To produce CAR T-cell therapy, T-cells are collected from the blood by leukapheresis, enriched, activated, incubated with a viral vector encoding the CD19 CAR, expanded, and then washed, concentrated, and cryopreserved.
Lisocabtagene maraleucel is administered intravenously. Post infusion, it exhibits an initial expansion followed by a bi-exponential decline.
Pharmacodynamics: Peak levels of soluble biomarkers were observed within 14 days of the lisocabtagene maraleucel infusion; these levels typically returned to baseline within 28 days.

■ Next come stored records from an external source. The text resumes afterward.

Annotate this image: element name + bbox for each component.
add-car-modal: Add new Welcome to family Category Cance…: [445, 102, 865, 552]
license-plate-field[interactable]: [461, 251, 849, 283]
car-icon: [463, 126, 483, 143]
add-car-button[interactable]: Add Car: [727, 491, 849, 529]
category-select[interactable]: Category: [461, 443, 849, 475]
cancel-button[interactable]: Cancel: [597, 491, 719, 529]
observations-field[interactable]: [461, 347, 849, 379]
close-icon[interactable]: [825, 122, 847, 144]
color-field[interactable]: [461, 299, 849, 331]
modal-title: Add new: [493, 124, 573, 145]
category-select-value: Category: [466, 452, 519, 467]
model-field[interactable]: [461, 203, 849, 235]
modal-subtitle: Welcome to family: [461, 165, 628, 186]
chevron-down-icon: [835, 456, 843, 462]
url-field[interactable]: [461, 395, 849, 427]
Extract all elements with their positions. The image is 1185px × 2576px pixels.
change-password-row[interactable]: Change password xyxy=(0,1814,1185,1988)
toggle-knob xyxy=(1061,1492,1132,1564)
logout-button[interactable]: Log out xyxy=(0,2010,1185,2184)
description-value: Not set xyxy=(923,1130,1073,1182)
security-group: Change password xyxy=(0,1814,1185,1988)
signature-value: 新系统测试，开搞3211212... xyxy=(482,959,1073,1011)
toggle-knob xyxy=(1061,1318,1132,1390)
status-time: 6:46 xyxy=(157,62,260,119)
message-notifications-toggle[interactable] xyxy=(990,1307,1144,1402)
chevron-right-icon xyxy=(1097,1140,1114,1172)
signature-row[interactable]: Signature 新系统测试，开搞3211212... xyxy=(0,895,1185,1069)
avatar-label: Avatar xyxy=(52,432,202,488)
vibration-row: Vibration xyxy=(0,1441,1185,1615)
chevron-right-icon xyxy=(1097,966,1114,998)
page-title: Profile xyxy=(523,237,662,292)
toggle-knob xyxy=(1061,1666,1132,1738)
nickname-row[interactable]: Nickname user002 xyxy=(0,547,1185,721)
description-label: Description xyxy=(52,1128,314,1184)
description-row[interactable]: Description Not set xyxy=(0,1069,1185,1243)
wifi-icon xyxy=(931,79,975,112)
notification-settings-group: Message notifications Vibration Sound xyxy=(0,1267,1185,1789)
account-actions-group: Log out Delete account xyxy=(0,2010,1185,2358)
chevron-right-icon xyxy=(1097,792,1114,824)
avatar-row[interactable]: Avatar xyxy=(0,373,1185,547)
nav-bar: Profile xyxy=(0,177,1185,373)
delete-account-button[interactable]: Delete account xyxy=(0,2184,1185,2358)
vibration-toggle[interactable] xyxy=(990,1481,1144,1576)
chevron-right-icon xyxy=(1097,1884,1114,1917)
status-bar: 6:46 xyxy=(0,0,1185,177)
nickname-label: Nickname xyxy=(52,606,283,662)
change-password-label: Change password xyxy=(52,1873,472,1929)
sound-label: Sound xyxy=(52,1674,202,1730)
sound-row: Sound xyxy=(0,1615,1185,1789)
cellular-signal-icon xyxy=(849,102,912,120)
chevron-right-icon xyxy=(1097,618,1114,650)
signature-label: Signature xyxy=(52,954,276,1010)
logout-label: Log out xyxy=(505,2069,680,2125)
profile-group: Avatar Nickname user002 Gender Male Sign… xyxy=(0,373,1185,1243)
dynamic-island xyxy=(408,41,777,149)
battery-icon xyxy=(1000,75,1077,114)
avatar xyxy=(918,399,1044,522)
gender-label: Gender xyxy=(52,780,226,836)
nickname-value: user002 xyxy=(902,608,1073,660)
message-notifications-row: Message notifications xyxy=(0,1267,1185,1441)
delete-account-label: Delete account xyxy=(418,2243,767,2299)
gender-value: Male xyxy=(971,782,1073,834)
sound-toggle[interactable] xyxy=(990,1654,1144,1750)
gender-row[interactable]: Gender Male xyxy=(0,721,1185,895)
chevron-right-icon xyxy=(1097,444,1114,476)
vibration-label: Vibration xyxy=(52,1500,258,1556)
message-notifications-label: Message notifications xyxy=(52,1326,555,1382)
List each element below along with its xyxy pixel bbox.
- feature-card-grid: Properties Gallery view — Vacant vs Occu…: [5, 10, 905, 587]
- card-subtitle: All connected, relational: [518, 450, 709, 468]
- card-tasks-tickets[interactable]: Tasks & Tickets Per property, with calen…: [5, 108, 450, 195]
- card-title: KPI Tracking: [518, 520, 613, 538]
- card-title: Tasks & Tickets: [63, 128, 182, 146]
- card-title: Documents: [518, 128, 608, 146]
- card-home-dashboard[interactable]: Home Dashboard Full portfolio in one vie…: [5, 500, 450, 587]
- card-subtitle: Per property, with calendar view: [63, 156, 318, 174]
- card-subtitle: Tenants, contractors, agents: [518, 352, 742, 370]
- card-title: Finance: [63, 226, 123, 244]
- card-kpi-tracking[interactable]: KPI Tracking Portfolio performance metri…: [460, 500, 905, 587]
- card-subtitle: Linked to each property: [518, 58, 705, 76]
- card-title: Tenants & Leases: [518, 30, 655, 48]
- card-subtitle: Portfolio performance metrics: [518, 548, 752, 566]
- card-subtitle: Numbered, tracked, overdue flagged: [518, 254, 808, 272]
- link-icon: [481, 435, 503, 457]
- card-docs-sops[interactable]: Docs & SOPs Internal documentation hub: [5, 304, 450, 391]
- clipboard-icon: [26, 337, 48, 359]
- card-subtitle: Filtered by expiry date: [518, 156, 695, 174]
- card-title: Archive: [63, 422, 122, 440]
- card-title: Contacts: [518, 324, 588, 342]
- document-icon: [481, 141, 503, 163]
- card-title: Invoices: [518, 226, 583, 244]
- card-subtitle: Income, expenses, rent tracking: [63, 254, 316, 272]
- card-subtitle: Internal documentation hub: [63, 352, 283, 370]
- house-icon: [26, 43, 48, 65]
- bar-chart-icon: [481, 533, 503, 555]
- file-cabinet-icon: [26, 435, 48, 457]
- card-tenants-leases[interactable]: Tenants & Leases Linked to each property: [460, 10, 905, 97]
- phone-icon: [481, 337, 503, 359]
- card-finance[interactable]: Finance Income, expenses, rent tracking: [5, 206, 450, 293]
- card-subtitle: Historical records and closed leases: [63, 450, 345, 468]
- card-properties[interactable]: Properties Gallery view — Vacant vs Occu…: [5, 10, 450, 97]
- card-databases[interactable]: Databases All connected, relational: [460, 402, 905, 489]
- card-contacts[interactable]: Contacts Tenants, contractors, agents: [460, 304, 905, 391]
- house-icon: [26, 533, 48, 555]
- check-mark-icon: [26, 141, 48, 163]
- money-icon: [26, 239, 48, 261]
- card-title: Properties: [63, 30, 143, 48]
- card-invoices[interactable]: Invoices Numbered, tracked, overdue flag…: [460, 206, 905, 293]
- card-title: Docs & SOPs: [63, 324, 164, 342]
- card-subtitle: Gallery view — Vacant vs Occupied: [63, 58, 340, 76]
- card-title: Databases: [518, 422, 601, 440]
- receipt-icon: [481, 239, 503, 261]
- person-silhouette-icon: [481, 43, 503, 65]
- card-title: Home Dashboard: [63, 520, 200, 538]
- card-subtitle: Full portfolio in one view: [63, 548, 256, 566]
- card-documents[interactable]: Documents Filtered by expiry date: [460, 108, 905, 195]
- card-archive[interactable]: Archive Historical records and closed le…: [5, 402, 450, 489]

-Route-Specific Pharmacokinetics
Intravenous Route
In patients with relapsed or refractory large B-cell lymphoma (LBCL) after 2 or more lines of systemic therapy who received lisocabtagene maraleucel in a clinical trial, the median Cmax level was 2.3-fold higher (35,335 vs. 15,527 copies/mcg) and the AUC(0-28 days) value was 1.8-fold higher (273,552 vs. 155,240 day x copies/mcg) in responding patients (n = 135) compared with non-responding patients (n = 37). In patients with relapsed or refractory chronic lymphocytic leukemia (CLL) or small lymphocytic lymphoma (SLL) who received lisocabtagene maraleucel, the median Cmax level was 2-fold higher (99,559 vs. 48,948 copies/mcg) and the AUC(0-28 days) value was 1.9-fold higher (793,893 vs. 408,307 day x copies/mcg) in responding patients (n = 27) compared with non-responding patients (n = 25). The median times to maximal expansion in peripheral blood of lisocabtagene maraleucel occurred at 10 to 12 days and 14 days following the lisocabtagene maraleucel infusion in patients with LBCL and CLL/SLL, respectively. Additionally, it was present in peripheral blood for a median of approximately 12 (range, 0.1 to more than 30.1) months.
-Special Populations
Geriatric
Younger patients (less than 65 years) had lisocabtagene maraleucel Cmax and AUC(0-28 days) values that were 3.1-fold and 2.3-fold higher, respectively, compared with older patients (aged 65 years and older).
Gender Differences
Sex did not have a significant impact on lisocabtagene maraleucel Cmax or AUC(0-28 days) values.
Ethnic Differences
Race or ethnicity did not have a significant impact on lisocabtagene maraleucel Cmax or AUC(0-28 days) values.
Obesity
Body weight did not have a significant impact on lisocabtagene maraleucel Cmax or AUC(0-28 days) values.
Other
Immunosuppressive therapy
The lisocabtagene maraleucel Cmax and AUC(0-28 days) values were 3.6-fold and 3.7-fold higher, respectively, in patients who received tocilizumab to treat cytokine release syndrome or neurologic toxicity (n = 49) compared with patients who did not receive tocilizumab (n = 189). Additionally, the lisocabtagene maraleucel Cmax and AUC(0-28 days) values were 3.8-fold and 3.7-fold higher, respectively, in patients who received corticosteroids (n = 50) compared with patients who did not receive corticosteroids (n = 188).